作詞家、作曲家、編曲家、音楽プロデューサー、バンドマン、振付師、……そして、歌手。きらびやかな日本の歌謡界を支えてきた偉人たちを紹介するとともに、その方々が発したエネルギー溢れる言葉を伝えます。常軌を逸した言動の裏に、時代を牽引したパワーが隠されているのです! このコラムで、皆様の生活に少しでも艶と潤いが生まれることを願います。

ただひとつお願いしたいのは、開催日(
レコード大賞)をできれば大晦日に戻し
ていただきたいですね

『輝く! 日本レコード大賞 公式インタビューブック 放送60回記念 TBS公認』(シンコーミュージック・エンタテイメント/2019年5月14日発行)より

こんな視聴者のボヤきのような言葉も、「日本レコード大賞」受賞者である八代亜紀が言えば名言となる。現在、日本レコード大賞は、12月30日に行われているが、2005年までは「NHK紅白歌合戦」と同様、大晦日に行われていた。レコ大から紅白へ、スターたちの移動のドタバタも大晦日の風物詩のひとつだった。八代は、この言葉に続き、「私たち歌い手にとっては、『年忘れ にっぽんの歌』(テレビ東京系)を含め、3つの歌番組に掛け持ちで出るというのが日本で一番忙しい歌手の証し。やっぱり大晦日って歌手にとって集大成なんですよ」と語る。今回の名言は、何気ない言葉だか、スターの威厳を感じる勇気ある発言である。よく言ってくれました!と拍手を贈りたい。

八代亜紀(やしろあき)
1950年生まれ、熊本県八代市出身。小学5年生の時に、ジュリー・ロンドンに憧れて、歌手になることを夢見る。バスガイドを経て銀座のクラブ歌手となり、1971年に「愛は死んでも」でレコードデビュー。同年『全日本歌謡選手権』(読売テレビ)のグランドチャンピオンとなる。1973年に「なみだ恋」の120万枚を超える大ヒットから、「しのび恋」、「愛ひとすじ」、「おんなの夢」、「ともしび」、「花水仙」、「もう一度逢いたい」「おんな港町」など、ヒットを連発し、一躍スターダムにのし上がる。
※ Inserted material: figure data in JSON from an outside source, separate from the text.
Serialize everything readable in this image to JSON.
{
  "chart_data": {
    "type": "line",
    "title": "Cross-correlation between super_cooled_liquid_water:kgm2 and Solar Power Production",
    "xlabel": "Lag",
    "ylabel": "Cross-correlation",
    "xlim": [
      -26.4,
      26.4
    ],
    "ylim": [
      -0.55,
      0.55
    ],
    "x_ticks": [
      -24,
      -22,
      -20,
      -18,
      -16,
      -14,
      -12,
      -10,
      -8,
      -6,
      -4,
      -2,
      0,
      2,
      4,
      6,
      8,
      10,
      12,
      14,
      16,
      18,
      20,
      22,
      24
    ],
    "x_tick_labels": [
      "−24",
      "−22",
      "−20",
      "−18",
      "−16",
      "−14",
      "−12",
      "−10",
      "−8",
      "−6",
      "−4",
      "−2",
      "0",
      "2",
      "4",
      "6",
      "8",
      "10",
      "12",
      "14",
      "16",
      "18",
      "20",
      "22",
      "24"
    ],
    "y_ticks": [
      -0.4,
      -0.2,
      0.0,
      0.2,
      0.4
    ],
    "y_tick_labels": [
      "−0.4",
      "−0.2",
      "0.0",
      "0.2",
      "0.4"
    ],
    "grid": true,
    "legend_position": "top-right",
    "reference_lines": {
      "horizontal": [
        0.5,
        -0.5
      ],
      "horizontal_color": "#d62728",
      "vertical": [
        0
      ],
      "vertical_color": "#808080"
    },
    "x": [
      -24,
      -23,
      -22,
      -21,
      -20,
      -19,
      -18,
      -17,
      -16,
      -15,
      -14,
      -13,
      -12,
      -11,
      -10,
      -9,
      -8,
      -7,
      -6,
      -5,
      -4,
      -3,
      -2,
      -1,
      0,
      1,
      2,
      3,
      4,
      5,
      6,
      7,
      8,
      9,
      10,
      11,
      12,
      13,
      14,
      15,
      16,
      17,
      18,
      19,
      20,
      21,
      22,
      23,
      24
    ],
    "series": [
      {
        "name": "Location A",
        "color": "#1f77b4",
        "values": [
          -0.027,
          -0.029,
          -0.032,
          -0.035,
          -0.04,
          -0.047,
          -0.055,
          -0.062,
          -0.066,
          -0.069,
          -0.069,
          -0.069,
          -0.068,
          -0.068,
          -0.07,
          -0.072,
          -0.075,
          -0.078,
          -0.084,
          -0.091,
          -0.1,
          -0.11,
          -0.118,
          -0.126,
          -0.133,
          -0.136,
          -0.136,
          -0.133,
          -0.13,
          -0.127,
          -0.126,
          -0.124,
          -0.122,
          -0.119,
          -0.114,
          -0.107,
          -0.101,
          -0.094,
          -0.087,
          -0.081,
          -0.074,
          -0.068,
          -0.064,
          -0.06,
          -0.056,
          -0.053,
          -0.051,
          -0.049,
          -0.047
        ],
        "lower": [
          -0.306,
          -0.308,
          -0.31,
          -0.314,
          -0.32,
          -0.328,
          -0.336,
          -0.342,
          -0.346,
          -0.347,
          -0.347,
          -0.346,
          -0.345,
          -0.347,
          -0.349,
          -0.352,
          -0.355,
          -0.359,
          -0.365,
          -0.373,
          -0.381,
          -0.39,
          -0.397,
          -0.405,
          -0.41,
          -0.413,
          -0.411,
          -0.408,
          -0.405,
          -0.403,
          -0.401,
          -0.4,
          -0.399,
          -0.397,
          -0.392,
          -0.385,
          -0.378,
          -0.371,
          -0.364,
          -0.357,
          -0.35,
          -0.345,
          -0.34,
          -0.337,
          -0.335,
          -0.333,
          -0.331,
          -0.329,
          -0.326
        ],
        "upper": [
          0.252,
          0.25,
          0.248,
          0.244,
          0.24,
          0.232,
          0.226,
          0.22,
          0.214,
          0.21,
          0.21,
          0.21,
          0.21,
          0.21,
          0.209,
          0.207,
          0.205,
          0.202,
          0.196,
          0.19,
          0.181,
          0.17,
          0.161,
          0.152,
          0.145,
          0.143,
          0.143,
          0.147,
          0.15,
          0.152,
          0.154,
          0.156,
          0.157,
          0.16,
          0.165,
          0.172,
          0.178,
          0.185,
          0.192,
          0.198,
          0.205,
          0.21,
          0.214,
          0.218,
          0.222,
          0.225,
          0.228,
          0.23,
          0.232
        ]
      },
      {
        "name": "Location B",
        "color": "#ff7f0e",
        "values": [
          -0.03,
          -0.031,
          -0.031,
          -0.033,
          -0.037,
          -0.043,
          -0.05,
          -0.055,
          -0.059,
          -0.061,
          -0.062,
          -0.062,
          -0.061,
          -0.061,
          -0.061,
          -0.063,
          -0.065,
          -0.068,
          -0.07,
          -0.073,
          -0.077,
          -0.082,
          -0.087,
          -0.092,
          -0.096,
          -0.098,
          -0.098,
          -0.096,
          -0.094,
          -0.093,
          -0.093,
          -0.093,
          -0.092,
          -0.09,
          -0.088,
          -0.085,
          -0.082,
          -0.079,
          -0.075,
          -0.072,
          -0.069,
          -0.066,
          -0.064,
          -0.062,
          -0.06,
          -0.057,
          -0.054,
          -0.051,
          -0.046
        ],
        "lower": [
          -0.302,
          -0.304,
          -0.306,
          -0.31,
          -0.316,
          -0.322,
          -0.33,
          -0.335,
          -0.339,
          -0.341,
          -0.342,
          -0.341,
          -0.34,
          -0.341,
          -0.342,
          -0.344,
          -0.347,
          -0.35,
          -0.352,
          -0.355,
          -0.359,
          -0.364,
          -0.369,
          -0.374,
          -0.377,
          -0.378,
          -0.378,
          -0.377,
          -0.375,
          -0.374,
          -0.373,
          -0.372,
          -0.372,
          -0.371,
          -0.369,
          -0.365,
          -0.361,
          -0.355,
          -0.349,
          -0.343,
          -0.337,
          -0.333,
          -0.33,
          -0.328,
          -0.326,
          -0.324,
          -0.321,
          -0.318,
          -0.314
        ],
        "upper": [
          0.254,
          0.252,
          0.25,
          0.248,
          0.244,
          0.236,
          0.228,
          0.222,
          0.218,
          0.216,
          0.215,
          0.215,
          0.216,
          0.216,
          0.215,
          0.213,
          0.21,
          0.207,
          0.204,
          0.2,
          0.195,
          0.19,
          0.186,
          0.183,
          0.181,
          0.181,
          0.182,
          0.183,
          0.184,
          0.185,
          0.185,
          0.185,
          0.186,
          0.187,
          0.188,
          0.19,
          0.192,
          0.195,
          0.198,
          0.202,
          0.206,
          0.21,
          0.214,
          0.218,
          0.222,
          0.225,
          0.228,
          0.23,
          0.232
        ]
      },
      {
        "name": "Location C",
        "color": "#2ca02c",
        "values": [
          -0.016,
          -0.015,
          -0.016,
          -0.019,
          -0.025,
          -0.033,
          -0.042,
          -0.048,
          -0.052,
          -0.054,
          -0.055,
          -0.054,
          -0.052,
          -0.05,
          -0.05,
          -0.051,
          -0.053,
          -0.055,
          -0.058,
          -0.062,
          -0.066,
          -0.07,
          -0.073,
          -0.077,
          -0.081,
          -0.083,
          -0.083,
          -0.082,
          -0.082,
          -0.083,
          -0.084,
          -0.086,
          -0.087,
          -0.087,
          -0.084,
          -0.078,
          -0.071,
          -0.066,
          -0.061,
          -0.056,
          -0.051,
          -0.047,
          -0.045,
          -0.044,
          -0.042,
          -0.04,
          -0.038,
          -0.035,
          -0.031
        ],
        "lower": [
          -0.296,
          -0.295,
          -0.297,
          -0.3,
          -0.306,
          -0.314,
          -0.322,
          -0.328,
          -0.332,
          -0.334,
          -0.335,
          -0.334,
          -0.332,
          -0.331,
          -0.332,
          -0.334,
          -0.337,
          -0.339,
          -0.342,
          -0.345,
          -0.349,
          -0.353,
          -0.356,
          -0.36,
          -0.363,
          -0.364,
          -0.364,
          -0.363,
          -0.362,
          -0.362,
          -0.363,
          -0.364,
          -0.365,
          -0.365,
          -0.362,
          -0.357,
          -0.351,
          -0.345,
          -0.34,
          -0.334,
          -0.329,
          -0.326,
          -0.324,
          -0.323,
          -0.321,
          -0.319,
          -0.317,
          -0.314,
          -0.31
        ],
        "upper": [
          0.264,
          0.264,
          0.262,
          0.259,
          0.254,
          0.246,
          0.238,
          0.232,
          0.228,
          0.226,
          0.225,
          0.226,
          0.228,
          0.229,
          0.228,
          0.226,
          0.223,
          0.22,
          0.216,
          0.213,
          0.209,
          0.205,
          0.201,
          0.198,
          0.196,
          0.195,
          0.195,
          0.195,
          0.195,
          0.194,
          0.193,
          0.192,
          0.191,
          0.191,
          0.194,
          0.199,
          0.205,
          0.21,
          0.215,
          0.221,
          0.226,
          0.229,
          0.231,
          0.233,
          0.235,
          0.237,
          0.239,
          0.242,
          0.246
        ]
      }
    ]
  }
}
1979年、新境地となった初の男歌「舟唄」が大ヒット。1980年に「雨の慕情」で第22回「日本レコード大賞」を受賞する。2013年、ニューヨークの名門ジャズクラブ『バードランド』でライブを開催。女優、画家としても、一流のパフォーマンスを発揮する。2020年2月15日、北海道・北広島市芸術文化ホールにて<八代亜紀 スペシャルアコースティックコンサート>を開催予定。現在も精力的に活動を続けている。
仲村 瞳(なかむらひとみ)
編集者・ライター。2003年、『週刊SPA!』(扶桑社)でライターデビュー後、『TOKYO1週間』(講談社)、『Hot-Dog PRESS』(講談社)などの情報誌で雑誌制作に従事する。2009年、『のせすぎ! 中野ブロードウェイ』(辰巳出版)の制作をきっかけに中野ブロードウェイ研究家として活動を開始。ゾンビ漫画『ブロードウェイ・オブ・ザ・デッド 女ンビ~童貞SOS~』(著・すぎむらしんいち/講談社)の単行本巻末記事を担当。2012年から絵馬研究本『えまにあん』(自主制作)を発行し、絵馬研究家としても活動を続ける。2014年にライフワークでもある昭和歌謡研究をテーマとした『昭和歌謡文化継承委員会』を発足し会長として活動中。